Practicing the art of forgiveness is essential to a happier life. It is not for the faint of heart. Although it doesn’t cost any money and takes less time than perseverating on the injustices in our lives it is none-the-less a job that requires serious effort. As illogical as it sounds, however, many of us choose to use more time maintaining a list a mile long of grievances and hurts. The time spent reliving the injustices keeps us locked into a victim mentality.
Each time we remember a specific person or situation that hurt us deeply, as we mentally replay the tapes WITH THE EMOTIONAL FEELINGS ATTACHED it is, as if, the situation is happening again! The subconscious mind simply records the emotions felt at the moment. We may, in essence, live through a tragic, difficult or hurtful event millions of times in our minds. Each time, the memory of the event causes a deeper etch of pain in our minds and hearts. We continue to feel victimized.
Mentally replaying these tapes for years is not only unproductive but keeps us stuck in yesterday rather than looking forward to tomorrow. For example, I knew a person in his 60’s who continued to mention a roommate who 40 years earlier moved out and took some of his records! This may sound like a ‘light weight’ example but I use it for a purpose. Some of our ‘rememberings’ of hurtful events can begin to take on a life of their own. Whether big or small issues, they all constitute, over time, wasted energy that will leave us little more than vessels filled with hurts and grievances that we hold on to as proof that life has been unfair. Life may be many things – challenging, difficult and at times nearly impossible to comprehend but unfair- I don’t see it that way. It is just as we designed it to be no more – no less. It is what we do with the hurts and grievances that makes all the difference.
Granted, when we experience a challenging or hurtful situation we need time to process through it with someone we trust. It is important and necessary to verbalize what happened, what we learned from it and what we intend to do differently the next time a similar situation presents itself. Regardless of the time involved it is time well spent by analyzing the who, what, how and why the situation happened. Most importantly, it gives us confidence to know that we will recognize a similar situation in the future and be ready to manage it more successfully. We are changing from being a victim to circumstance to being a victor by developing our proactive problem solving skills based on our own real life examples. Therein lies the lesson of forgiveness. When we admit and take ownership for our own part in the situation we learn to forgive ourselves first then are able to apply the lesson of forgiveness to others.
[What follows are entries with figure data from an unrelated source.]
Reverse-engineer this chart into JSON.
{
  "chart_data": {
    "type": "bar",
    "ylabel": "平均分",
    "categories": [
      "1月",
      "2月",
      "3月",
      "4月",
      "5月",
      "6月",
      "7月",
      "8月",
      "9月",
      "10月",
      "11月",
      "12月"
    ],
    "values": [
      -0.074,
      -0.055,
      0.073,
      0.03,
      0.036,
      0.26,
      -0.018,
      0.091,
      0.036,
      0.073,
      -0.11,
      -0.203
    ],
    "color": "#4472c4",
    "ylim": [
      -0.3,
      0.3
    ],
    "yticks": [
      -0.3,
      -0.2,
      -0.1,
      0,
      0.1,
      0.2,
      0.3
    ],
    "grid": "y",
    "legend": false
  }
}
Learning the art of forgiveness involves a process. It’s not simply a matter of saying to yourself that you choose to be more forgiving and then doing it. The first step is to examine – from whence you came – to unearth the beliefs behind the behavior. Your family members and close friends dealt with forgiveness in their own ways and served as examples or models to you. Before you were even aware you were internalizing their behavioral messages. It is important to consider what effect each had on your present ability to forgive. To start on the process of learning true forgiveness, make a list of the names of these people and then add the first word that comes to your mind when you think about them and how they dealt with forgiveness. As you make the list you may begin to see patterns that help you understand why you respond the way you do to issues. Keep the list for now and we will use it in subsequent blog posts as the process of learning forgiveness is further discussed.